Student Reflection
by Nicole Tauster
This
semester for SPAN 332, in addition to volunteering, we formed groups and signed
up for projects that allowed us to help community members/organizations with
our Spanish skills. Some groups took over the social media campaigns for local
organizations, others wrote grants or created fundraising events. My group did
something a little different… We worked with Dr. Pilar Egüez Guevarra, editing and transcribing videos for her. Dr.
Guevarra has a webpage and project entitled “Comidas que Curan” and her goal is
to inform the inhabitants of Esmeraldas, Ecuador about nutrition and how to use
traditional foods in healthful ways. One of the growing problems in Esmeraldas
is that products that the locals have used and consumed for years, like the
coconut, are becoming more expensive due to gentrification and higher global
demand. Because of this many people, especially the younger generations, were
using less healthy substitutes for coconut oil, milk, etc. But Dr. Guevarra
wanted to teach them about the health benefits of the ingredients that
naturally grow in Ecuador and the traditional ways to prepare healthy dishes.
So she traveled to Esmeraldas and interviewed abuelas about traditional dishes that they have been preparing for
their families for years. Dr. Guevarra filmed these women preparing the dishes
and then interviewed them afterwards about the preparation and personal
connections they had to each food. These are the types of videos we helped her
edit together to make something she could post on her website.
The videos
and entire project were certainly interesting—my group members and I loved the
whole concept from the moment we met with Dr. Guevarra and she told us about
it. But that night, after our whole group met at Café Paradiso, I stayed behind
and continued talking with Dr. Guevarra and something she said really stuck
with me. She is an incredibly intelligent woman and avid researcher, but the
shared with me her frustration with trying to get her work published. She told
me that she had submitted her work to several academic journals over a year
earlier and either she hadn’t heard anything more or it was still in the peer
review process. Dr. Guevarra explained to me that this was particularly
problematic due to the nature of her work, human nutrition, because it is a
field that is constantly changing because new information is always being
discovered. She worried that by the time her work was published in an
accredited journal, it might be too late. Things could have changed by then and
her previous research would be moot. This, she told me, was one of the main
reasons she switched to making YouTube videos and writing blog posts. Putting
up her work herself on the internet made it instantly accessible for other
people, and a wide array of people, many of whom would never even have access
to an academic journal. I kept thinking about our conversation long after it
took place, ruminating on the importance of modern technology and accessibility
of information.
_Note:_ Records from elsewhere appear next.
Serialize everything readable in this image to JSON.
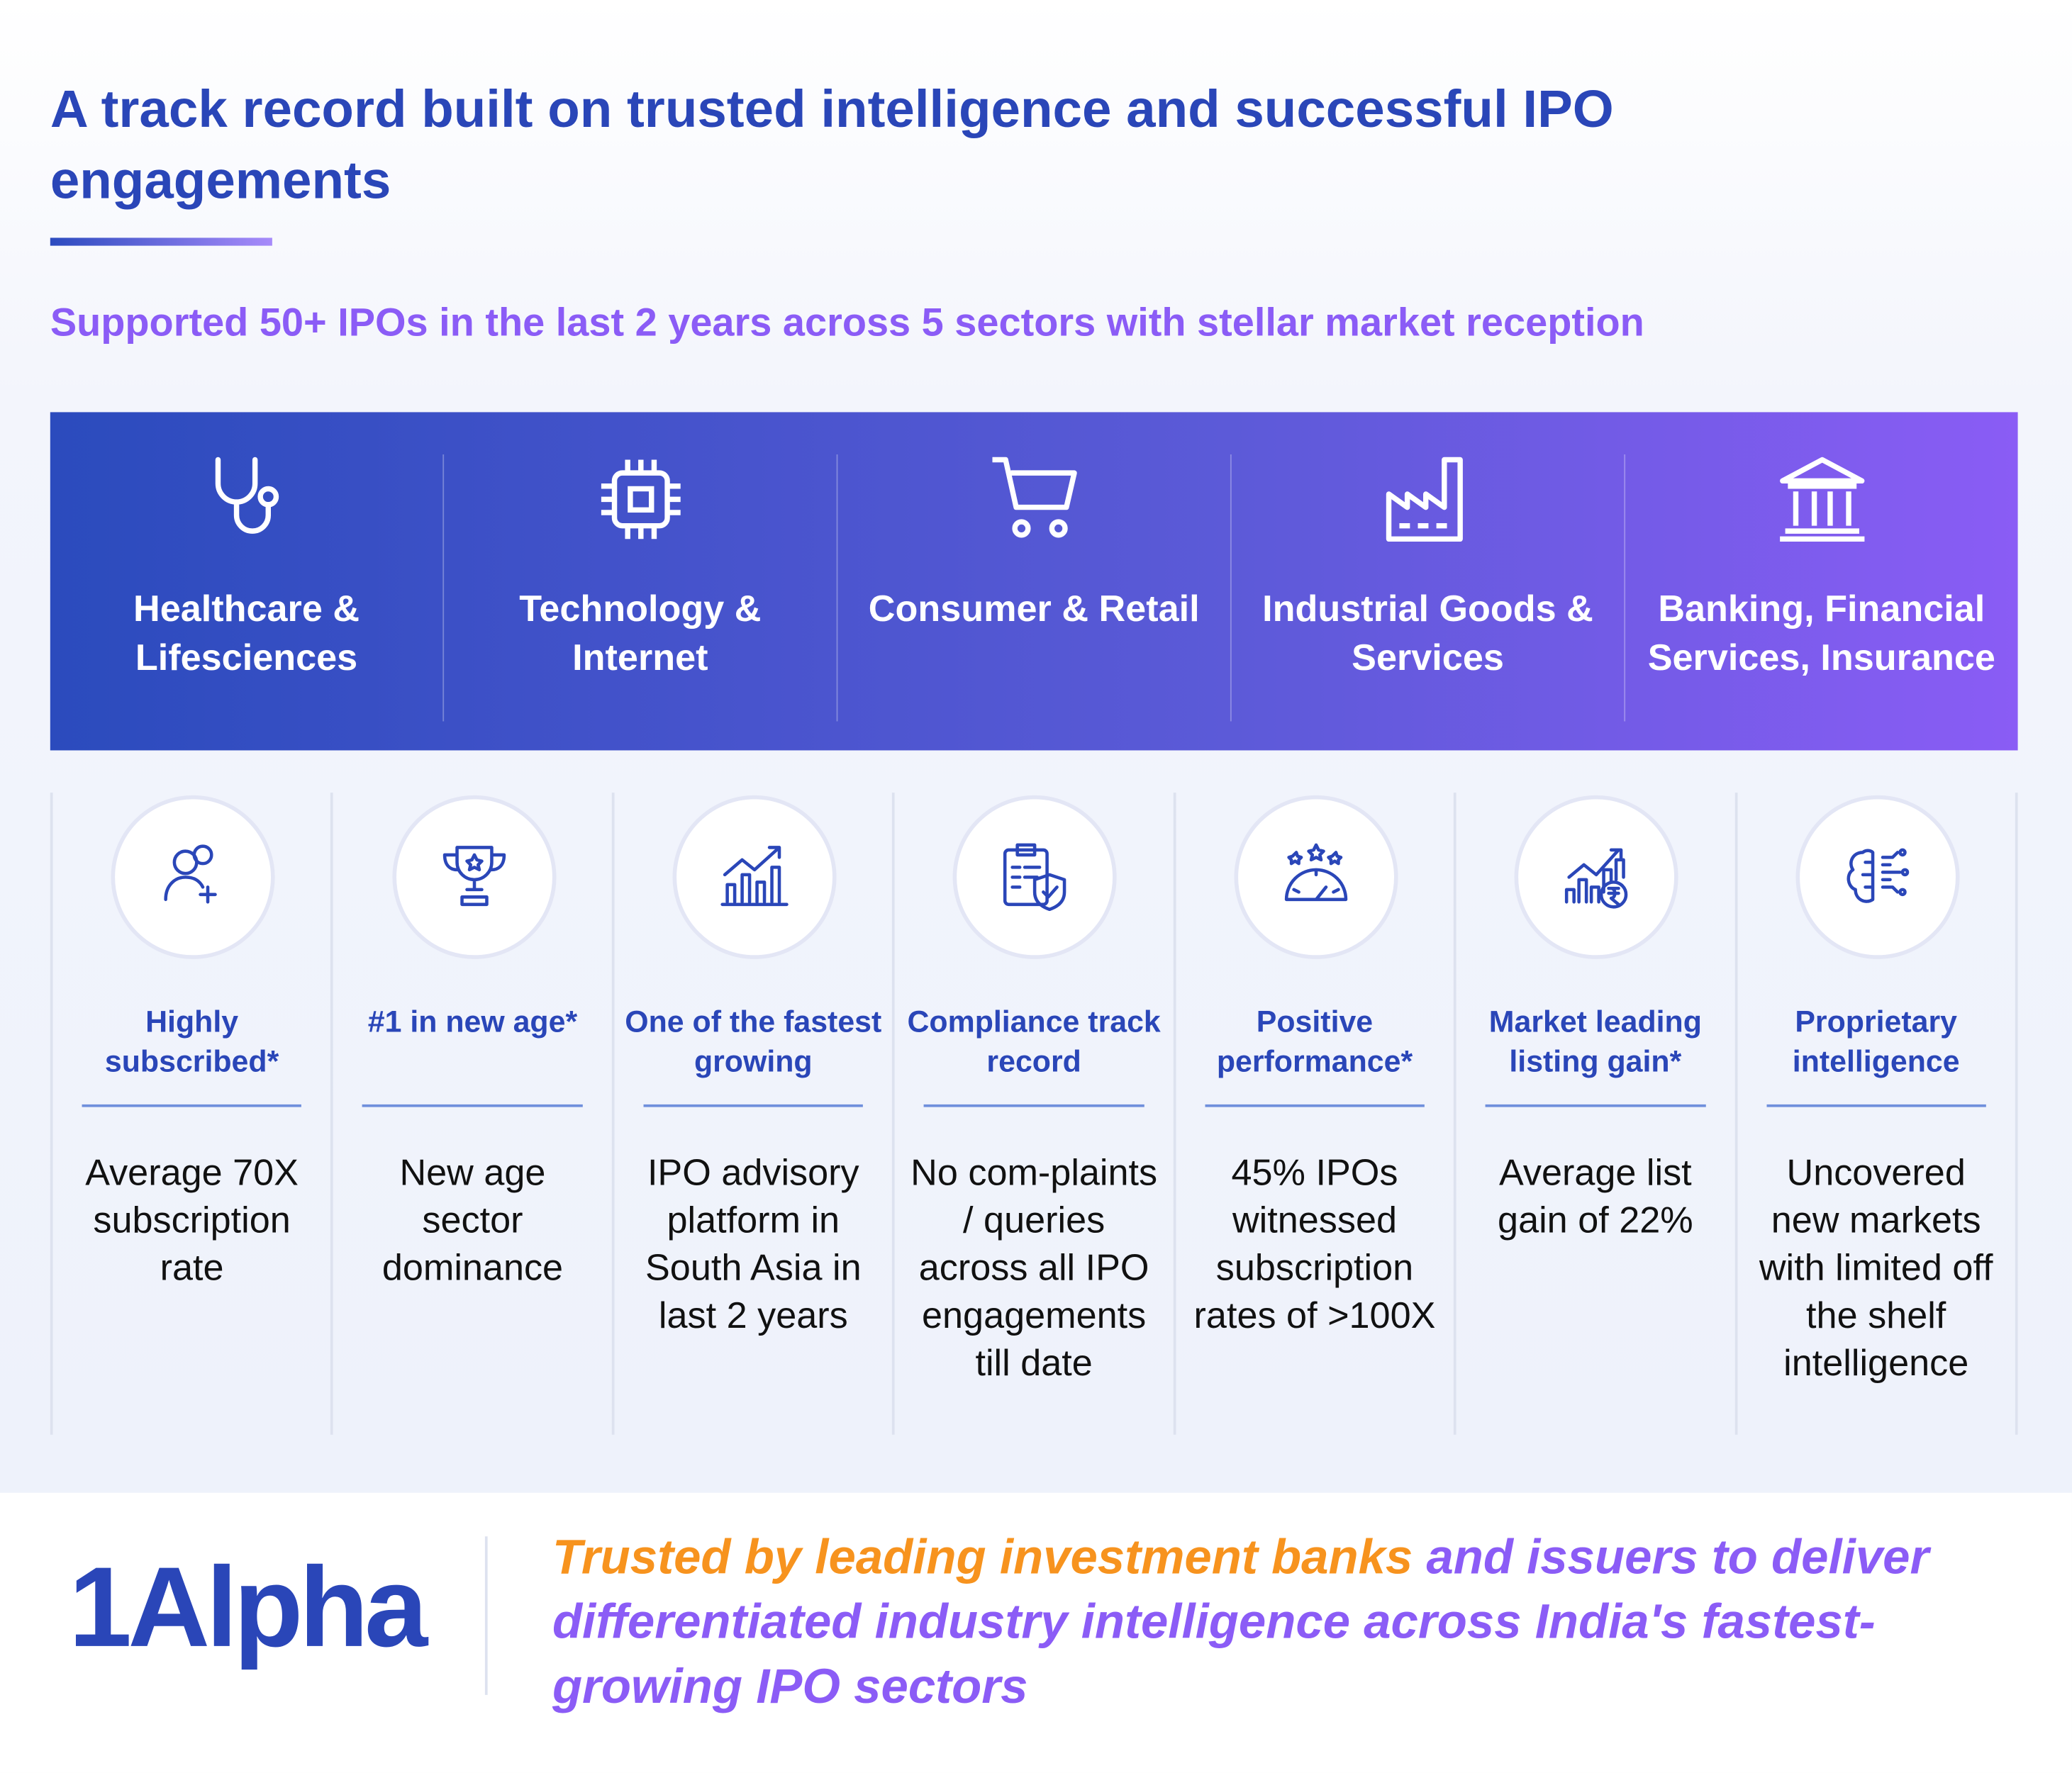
{
  "header": {
    "title": "A track record built on trusted intelligence and successful IPO engagements",
    "subtitle": "Supported 50+ IPOs in the last 2 years across 5 sectors with stellar market reception"
  },
  "sectors": [
    "Healthcare & Lifesciences",
    "Technology & Internet",
    "Consumer & Retail",
    "Industrial Goods & Services",
    "Banking, Financial Services, Insurance"
  ],
  "highlights": [
    {
      "title": "Highly subscribed*",
      "text": "Average 70X subscription rate"
    },
    {
      "title": "#1 in new age*",
      "text": "New age sector dominance"
    },
    {
      "title": "One of the fastest growing",
      "text": "IPO advisory platform in South Asia in last 2 years"
    },
    {
      "title": "Compliance track record",
      "text": "No com-plaints / queries across all IPO engagements till date"
    },
    {
      "title": "Positive performance*",
      "text": "45% IPOs witnessed subscription rates of >100X"
    },
    {
      "title": "Market leading listing gain*",
      "text": "Average list gain of 22%"
    },
    {
      "title": "Proprietary intelligence",
      "text": "Uncovered new markets with limited off the shelf intelligence"
    }
  ],
  "footer": {
    "logo": "1Alpha",
    "tagline_highlight": "Trusted by leading investment banks",
    "tagline_rest": " and issuers to deliver differentiated industry intelligence across India's fastest-growing IPO sectors"
  }
}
You may think not many people will see or care about that
YouTube video you create with your friends or that tweet or Instagram you
share, but the truth is you really can’t imagine how many people might see it.
We have such power in social media and the internet in general, we could spread
our message far and wide if we use the right tools and aim it at the right
audience. Throughout the semester we talked more about this, with Ann stressing
the importance of an internet/social media presence in relation to social
entrepreneurship. But the posts—and any tags—need to be relevant, need to reach
the target audience, and above all need to make a difference and offer a
product or service the community needs. In this case, Dr. Guevarra’s target
audience was young people in Esmeraldas, Ecuador and her service was going to
be information on eating and cooking healthfully. So she knew quick, colorful
YouTube videos with music would be the way to grab the attention of a younger,
tech-savvy generation. And she knew keeping them short and didactic was the way
to keep their attention for the duration. Plus, by creating videos, she made a
product that could be instantly shared with the community she was working to
serve. I will definitely be keeping the idea of ease of access to vital
information in mind as I venture into the working world. And how sometimes it
might be better to take matters into your own hands, like Dr. Guevarra did,
instead of waiting around for someone else to give you the go-ahead.